Gold miners enter the danger zone
Key points:
- Gold miners have collapsed by over -40% in the last five months
- While many traders are looking for an oversold bounce, history suggests that caution remains in order
- The weakest period of the year for this sector begins in late September and will last until late November
Gold miner seasonality
The chart below displays the annual seasonal trend for The NYSE Arca Gold Bugs Index (HUI). The red box highlights a period of typical seasonal weakness. The current unfavorable period begins at the close on September 21 and ends on November 22.
HUI unfavorable period performance
The chart below displays the hypothetical return achieved by holding HUI only during the unfavorable period marked by the red box in the chart above.
From 1962 through the present, the cumulative return during the TDY #181 through TDY #225 period was -93%. It is important to note that results can vary significantly from year-to-year.

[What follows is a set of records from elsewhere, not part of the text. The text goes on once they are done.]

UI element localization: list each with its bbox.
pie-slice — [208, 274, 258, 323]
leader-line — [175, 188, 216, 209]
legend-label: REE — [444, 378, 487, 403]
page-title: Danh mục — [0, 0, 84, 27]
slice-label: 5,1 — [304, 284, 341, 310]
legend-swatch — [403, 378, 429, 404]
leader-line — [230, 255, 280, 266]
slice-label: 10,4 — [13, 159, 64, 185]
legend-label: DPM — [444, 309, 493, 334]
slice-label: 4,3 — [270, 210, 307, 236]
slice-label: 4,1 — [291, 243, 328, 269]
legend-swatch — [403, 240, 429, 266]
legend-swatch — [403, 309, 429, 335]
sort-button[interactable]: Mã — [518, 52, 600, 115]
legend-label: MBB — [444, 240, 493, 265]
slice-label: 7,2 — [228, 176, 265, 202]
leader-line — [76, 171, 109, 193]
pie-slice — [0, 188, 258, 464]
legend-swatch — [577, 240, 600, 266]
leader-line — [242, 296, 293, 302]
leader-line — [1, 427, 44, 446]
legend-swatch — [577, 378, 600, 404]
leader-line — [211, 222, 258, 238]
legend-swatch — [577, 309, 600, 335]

The table below summarizes HUI's performance during this unfavorable fall period.
Note that 42% of the time, gold miners showed a gain during this period. Likewise, on two occasions, HUI registered gains over +20% during the supposedly bearish period (+22.7% in 1989 and +20.7% in 1993).
Still, before trying to pick the bottom in this fast-falling sector, remember that when this particular period is bad, it is awful. Extreme caution is urged if you play the long side of gold miners from late September into late November. HUI has declined by -20% five times and by -10% or more nineteen times, or almost one out of every three years.
Looking at VanEck Gold Miners ETF (GDX)
The NYSE Gold Bugs is an index and cannot be traded directly. VanEck Gold Miners ETF (GDX), on the other hand, is an ETF that holds a basket of companies in the precious metals mining industry. Let's look at GDX performance during this same seasonally weak window.
The chart below shows the hypothetical return achieved by holding GDX only during the unfavorable period marked by the red box in the chart above.
Since its 2006 inception, the cumulative return during the TDY #181 through TDY #225 period was dreadful at -71%. Once again, it is important to note that results can vary significantly yearly. The table below summarizes GDX's performance during this unfavorable fall period.
What the research tells us…
Gold stocks have taken a beating of late, plunging over -40% in the last five months. This deeply oversold condition has many traders looking for a buying opportunity and an oversold bounce. And there is certainly a chance that things may play out that way. But caution is in order for those looking to play the long side of gold miners in the months ahead as swift and severe price declines are highly common in this sector between late September and late November.